I grew famous (or infamous) on a previous trip to Cape Town, by declining to join most of the international hacks, who were guests of Brands South Africa, on an evening shopping and site-seeing trek to the world famous V&A Waterfront.
Travel with Dusty Miller
Candidly I’m not much of shopper and the bus to the Waterfront was leaving the luxurious Indian-owned Taj Hotel in the CBD at 8:30pm, 15 minutes from dropping us there after an exhausting trek around the Cape Peninsula in which we’d seen beaches, fauna and flora including penguins and the famous fynbos; had a complicated, highly technical, briefing at Koeberg Nuclear Power Station (the only one in South Africa . . . or Africa for that matter) and toured Solms-Delta Vineyards inland, 15km from Franschhoek.
That was more up my street than supermarkets, fashion stores and the rather spooky nuclear power plant near Melbosstrand on the west coast.
We had a lovely wine tasting of splendidly different innovative labels in a sunny garden shaded by venerable vines; taken whichever one of six specialist wine tours appealed to us; had a spectacular Cape-style sunny al fresco gourmet lunch in the Fyndraai Restaurant at which we were entertained by the vineyard’s resident Soetstemme Choir and then toured the winery’s museum with its focus on the slave heritage.
The day had begun at an early working breakfast with reps of trade, commerce, sport and tourism from the Western Cape at the Taj; when I returned there 14 hours after being awoken, 13 hours after breakfast began and 12 hours after starting our tour, I just wanted a sandwich, a chilled glass of Solms-Delta’s invigorating sparkling Cape Jazz Shiraz, a long hot bath, to check my e-mails and crawl into bed.
I didn’t need to trail around the V&A Waterfront which, I was sure, would only be another glorified shopping mall.
On my last visit Down South, as a guest of major wine makers and spirit distillers KWV, I actually made the V&A — named after (Queen) Victoria and Alfred, her son, not Albert, her husband — twice. Each time at the end of an open-topped double-decker hop-on, hop-off bus tour of Cape Town.
And guess what . . . it is just another shopping mall, but one to rival Dubai or Abu Dhabi for an amazingly wide choice and variety of shops, markets, restaurants, pubs, hotels, entertainment and services.
In fact, at one stage, it did belong to a Dubai investment consortium. Having bought it for R7bn the Arabs later sold it on to a South African group, including the government employees’ pension fund for R9,7bn.
Among many interesting attractions at the V&A Waterfront (and we’ll have to continue this next week as there’s just too much information for one page!) is the Robinson Dry Dock. Built for the British Royal Navy it was the largest facility of its kind in the southern hemisphere for many years.
Officially opened in 1882 by British Governor, Sir Hercules Robinson, it served the Allies’ war effort by repairing more than 300 ships during World War II.
It is one of the few dry docks of its age anywhere in the world to still work; the Pump House next door houses the machinery to pump out the water.
The building was the location of the Planet Hollywood Restaurant in the 1990s and was the scene of a dreadful 1998 bombing which injured 25 people and killed one at a turbulent time during Cape Town’s history.
Chavonnes Battery is near the harbour Clock Tower. Part is outdoors where you can view the original defensive wall, cannon positions, original shoreline (before land reclamation) and arsenal rooms below.
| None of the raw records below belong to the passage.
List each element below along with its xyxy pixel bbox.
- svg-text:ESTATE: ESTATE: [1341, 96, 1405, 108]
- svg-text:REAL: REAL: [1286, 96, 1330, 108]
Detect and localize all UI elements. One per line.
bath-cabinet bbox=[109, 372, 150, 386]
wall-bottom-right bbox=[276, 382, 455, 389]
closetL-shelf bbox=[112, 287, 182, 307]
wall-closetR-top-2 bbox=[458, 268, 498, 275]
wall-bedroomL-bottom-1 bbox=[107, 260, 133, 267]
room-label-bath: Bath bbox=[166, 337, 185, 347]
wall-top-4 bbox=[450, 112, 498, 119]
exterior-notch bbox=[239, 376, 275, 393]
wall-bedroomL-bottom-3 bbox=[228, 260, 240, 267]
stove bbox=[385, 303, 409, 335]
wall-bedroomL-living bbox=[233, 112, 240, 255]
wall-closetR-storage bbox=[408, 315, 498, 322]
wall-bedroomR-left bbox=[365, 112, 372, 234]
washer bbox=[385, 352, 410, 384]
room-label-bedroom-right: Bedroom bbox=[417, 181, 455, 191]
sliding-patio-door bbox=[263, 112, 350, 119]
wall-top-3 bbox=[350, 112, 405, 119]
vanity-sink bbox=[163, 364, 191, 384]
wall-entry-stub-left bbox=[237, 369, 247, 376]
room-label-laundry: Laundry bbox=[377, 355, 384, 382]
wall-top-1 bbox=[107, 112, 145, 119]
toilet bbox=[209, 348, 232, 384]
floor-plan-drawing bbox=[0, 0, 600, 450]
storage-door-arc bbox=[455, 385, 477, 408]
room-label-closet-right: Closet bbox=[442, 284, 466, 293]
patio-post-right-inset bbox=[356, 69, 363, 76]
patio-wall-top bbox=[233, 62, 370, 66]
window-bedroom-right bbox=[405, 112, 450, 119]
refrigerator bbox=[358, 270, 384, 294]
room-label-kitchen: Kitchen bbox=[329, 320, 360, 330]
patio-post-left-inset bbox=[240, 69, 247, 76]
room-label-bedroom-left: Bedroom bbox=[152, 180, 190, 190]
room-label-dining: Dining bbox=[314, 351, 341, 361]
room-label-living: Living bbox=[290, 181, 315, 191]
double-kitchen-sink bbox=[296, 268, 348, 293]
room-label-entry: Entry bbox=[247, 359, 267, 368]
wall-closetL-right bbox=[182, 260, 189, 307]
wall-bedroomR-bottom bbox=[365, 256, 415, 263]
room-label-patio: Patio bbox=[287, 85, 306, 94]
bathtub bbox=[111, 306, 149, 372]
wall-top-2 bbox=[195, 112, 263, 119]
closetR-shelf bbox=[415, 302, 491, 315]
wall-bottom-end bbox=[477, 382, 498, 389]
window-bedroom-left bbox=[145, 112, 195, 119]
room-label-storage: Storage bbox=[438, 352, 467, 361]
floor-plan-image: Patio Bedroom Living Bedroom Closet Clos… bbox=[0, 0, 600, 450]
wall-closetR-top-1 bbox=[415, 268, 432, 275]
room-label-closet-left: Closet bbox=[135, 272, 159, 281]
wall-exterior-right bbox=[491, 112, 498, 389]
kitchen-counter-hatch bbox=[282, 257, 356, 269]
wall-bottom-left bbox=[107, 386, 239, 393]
The remaining section is underground in the Nedbank building. A small admission fee is charged, but it’s really worth the visit.
The battery was the first major defence facility built by the Dutch East India Company in 1714-1725 after Cape Town Castle. Designed to protect the anchorage in the bay by cannons and mortars, some of the guns had a range of 1 500 metres.
When the British retook Cape Town in 1806, they chose nearby Blaauwberg as their beachhead as they knew a direct assault on Cape Town, via the bay, would be extremely hazardous and potentially costly in lives because of the fire-power of the battery.
The complex has also been used as prison, isolation wing for the hospital and in 1836 as a separate smallpox isolation hospital.
The original Victorian Gothic-style Clock Tower was built in 1883 and was the Port Captain’s office in the then newly constructed harbour.
It housed the tide-gauge mechanism, which worked by a shaft connected to the sea: It was necessary to read the levels of the ocean and relay tide information to passing ships.
It also had all the instruments the Port Captain needed such as a clock for ships to check the correct time, signal flags, Morse lamps and a telescope.
In the three-storey single-room-per-floor building there was a snug reading room for ships’ masters; the second floor was a mess and the third room made up of mirrors on all walls so ships could be seen from every angle.
During the second Anglo-Boer War (1899-1902) the Tower became the headquarters of Rear-Admiral Sir Edward Chichester and his staff; the Royal Navy occupied it again during World War I.
One of the great sights from the Tower must have been 128 ships in the harbour and bay during one day in 1901.
Not even the two World Wars mustered this number of ships in a single day.